Security & data
How your data is isolated, encrypted, and what we collect.
Multi-tenant isolation (RLS)
Every table carries an organization_id column. Access is governed by Postgres Row Level Security: user queries automatically see only the rows of their own organization, scoped by auth.uid() at the DB level. No manual per-org_id filtering is applied in application code — security rests on the DB engine, not the code.
Authentication
- Email + password via Supabase Auth (bcrypt hashing)
- Email confirmation required at signup
- Password reset via a 1-hour magic link
- Session cookies HttpOnly, SameSite=Lax, Secure in production
- Leaked-password protection via HaveIBeenPwned on signup and password change
Encryption
- In transit — TLS 1.2+ everywhere (2-year HSTS, preload eligible)
- At rest — AES-256 disk encryption (managed by Supabase / AWS)
- Figma tokens — application-level AES-256-GCM with a server key (
ENCRYPTION_KEY) - API keys — SHA-256 hashed in the DB; the plaintext is shown only once at creation
Security headers
- Content-Security-Policy — default-src 'self' with explicit allowlists (Supabase, Stripe, OpenAI, Sentry)
- HSTS — max-age 2 years, includeSubDomains, preload
- X-Frame-Options: DENY +
frame-ancestors 'none'— anti-clickjacking - Permissions-Policy — camera, mic, geolocation denied by default
- Referrer-Policy — strict-origin-when-cross-origin
Data collected
| Data | Purpose | Retention |
|---|---|---|
| Email + password | Auth | While the account exists |
| Locale (fr/en) | UI + emails | Same |
| IP address at login | Audit / security | 90 days |
| User agent | Audit | 90 days |
| Stripe customer ID | Billing | Same |
| Uploaded assets | Service | As long as you keep them |
Loi 25 (Québec) & GDPR compliance
DesignVault is hosted in Canada (Vercel + Supabase ca-central-1). Data does not leave Canadian territory, except:
- Stripe (US) — billing only
- Resend (US) — transactional email only
- OpenAI (US) — opt-in AI features only (Spec_v0)
Your rights:
- Access / portability — Settings → Privacy → Export my data generates a complete JSON
- Rectification — editable from Settings, or by emailing support
- Erasure — Settings → Privacy → Delete my account, irreversible, full cascade
- Restriction — by email to support@designvault.net
Timelines: 30 days to respond, extendable once with notice. Recourse with the Commission d'accès à l'information du Québec.
Image storage
Thumbnails live in Supabase Storage (private bucket). No direct public link — we generate signed URLs valid for 24h on demand. If you delete an asset, its thumbnail is purged from the bucket immediately.

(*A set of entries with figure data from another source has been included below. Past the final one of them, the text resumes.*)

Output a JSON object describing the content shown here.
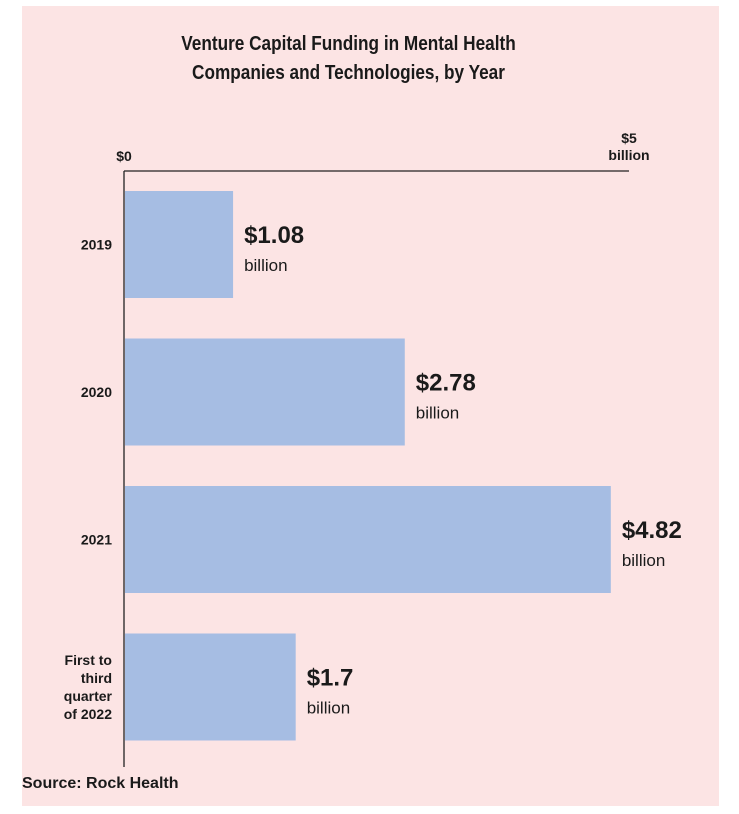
{
  "chart_data": {
    "type": "bar",
    "orientation": "horizontal",
    "title_lines": [
      "Venture Capital Funding in Mental Health",
      "Companies and Technologies, by Year"
    ],
    "categories": [
      [
        "2019"
      ],
      [
        "2020"
      ],
      [
        "2021"
      ],
      [
        "First to",
        "third",
        "quarter",
        "of 2022"
      ]
    ],
    "values": [
      1.08,
      2.78,
      4.82,
      1.7
    ],
    "value_labels": [
      "$1.08",
      "$2.78",
      "$4.82",
      "$1.7"
    ],
    "value_unit": "billion",
    "xlim": [
      0,
      5
    ],
    "axis_labels": {
      "min": "$0",
      "max": "$5",
      "max_unit": "billion"
    },
    "colors": {
      "bar": "#a6bde3",
      "background": "#fce4e4",
      "axis": "#222222",
      "text": "#1a1a1a"
    },
    "grid": false,
    "legend": "none"
  },
  "source": "Source: Rock Health"
}
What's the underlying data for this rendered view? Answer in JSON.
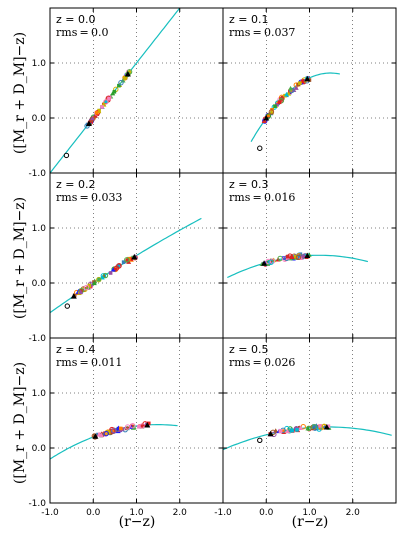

Backup & disaster recovery
- Supabase Pro keeps daily backups (7-day retention)
- Point-in-Time Recovery (PITR) is available as a Pro add-on and will be enabled before onboarding production customers
- No DesignVault-side backup — we rely on the Supabase infrastructure
Incident response
Sentry captures all server + client errors (without PII: no IP, no body, no cookies). Browser replays mask text, inputs, and media.
In the event of an incident affecting personal data, we notify the affected users and the CAI within the legal Loi 25 timelines. See our Privacy Policy.